7. Zwar berührt die für Oppositionsklagen nach § 35 Abs 3 EO geltende Eventualmaxime nicht die materielle Prozessleitungspflicht des Gerichts und seine Pflicht, den den Klagegrund bildenden Sachverhalt nach allen möglichen rechtlichen Gesichtspunkten zu prüfen; deshalb steht die Eventualmaxime auch einer notwendig erscheinenden Klarstellung und Vervollständigung des Sachverhalts nicht entgegen (RIS-Justiz RS0001433). Daher sind im Oppositionsprozess nachträgliche Ergänzungen des Vorbringens zulässig, aber nur soweit sie die vorgebrachten Tatsachen verdeutlichen oder präzisieren beziehungsweise richtig stellen, ergänzen oder erläutern, wobei aber ein strenger Maßstab anzulegen ist (RIS-Justiz RS0001307 [T4]). Eine Schlüssigstellung erfordert jedoch zwingend neues Tatsachenvorbringen über das Maß einer bloßen Verdeutlichung oder Präzisierung des bisherigen Vorbringens hinaus (3 Ob 66/12w; vgl RIS-Justiz RS0001369).
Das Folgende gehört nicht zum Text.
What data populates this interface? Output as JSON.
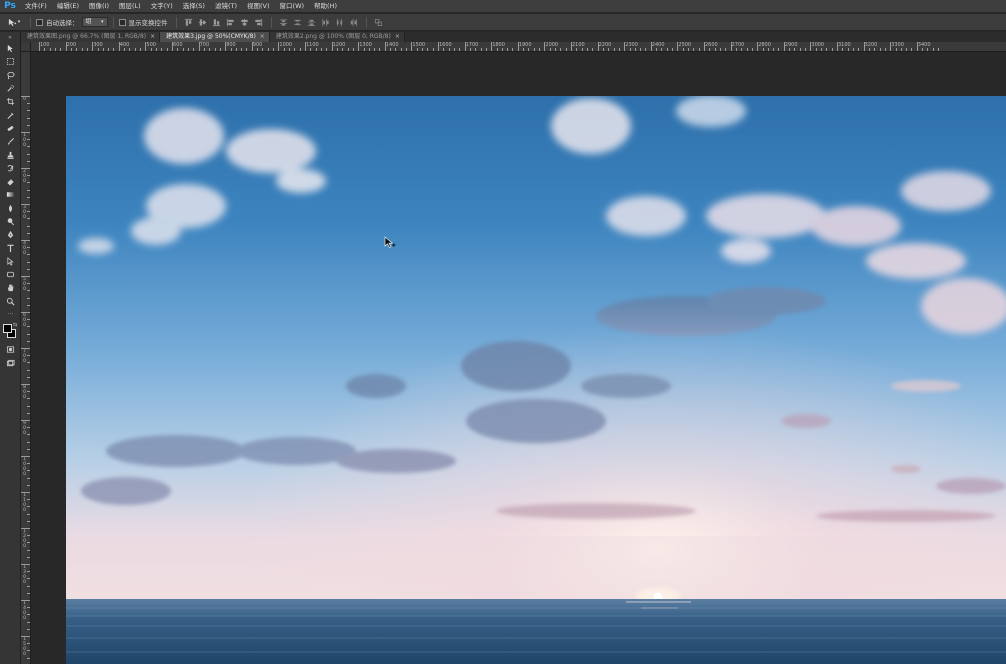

Unzulässig ist neues Vorbringen auch dann, wenn es als Klageänderung zu beurteilen wäre (3 Ob 94/92). Ebensowenig ist Gelegenheit zu geben, einen bisher nicht einmal ansatzweise geltend gemachten Rechtsgrund (etwa: nützliche Geschäftsführung ohne Auftrag) im Wege der Anleitung des Klägers durch das Gericht in das Verfahren einzuführen (3 Ob 202/12w).

8. Die dargestellten Mängel des Klagevorbringens würden zur Erreichung der Schlüssigkeit sowohl eine Änderung (zum Zeitpunkt der Zahlung der Kapitalforderung an die Bauherrin) der Tatsachenbehauptungen als auch im Übrigen eine umfangreiche Erweiterung des Vorbringens erfordern. Es ist aber ausgeschlossen, dass die Klägerin in einem zweiten Rechtsgang ihr Klagebegehren durch zulässige bloße Verdeutlichungen und Präzisierungen noch schlüssig machen könnte. Es wurde daher schon aus diesem Grund vom Erstgericht - im Ergebnis - zu Recht abgewiesen, weshalb die vom Berufungsgericht und der Beklagten als erheblich angesehenen Rechtsfragen zum anwaltlichen Kostenpfandrecht nach § 19a RAO mangels Präjudizialität nicht zu beantworten sind. Die von der Beklagten (zu Recht) gerügte Aktenwidrigkeit des Berufungsurteils, zum Thema des Verlangens des Ersatzes der gesamten Verfahrenskosten zu Handen des Rechtsanwalts ist nicht entscheidungswesentlich.

Nach § 519 Abs 2 letzter Satz ZPO war somit vom Obersten Gerichtshof in der Sache selbst durch Wiederherstellung des Ersturteils samt der unbeanstandet gebliebenen Kostenentscheidung zu erkennen.

9. Die Entscheidung über die Kosten der Rechtsmittelverfahren gründet sich auf §§ 41, 50 Abs 1 ZPO. Die Pauschalgebühr für den Rekurs war auf 194 EUR zu korrigieren, weil die Bemessungsgrundlage im Oppositionsverfahren gemäß § 16 Abs 1 Z 1 lit d GGG unabhängig vom Streitwert 750 EUR beträgt.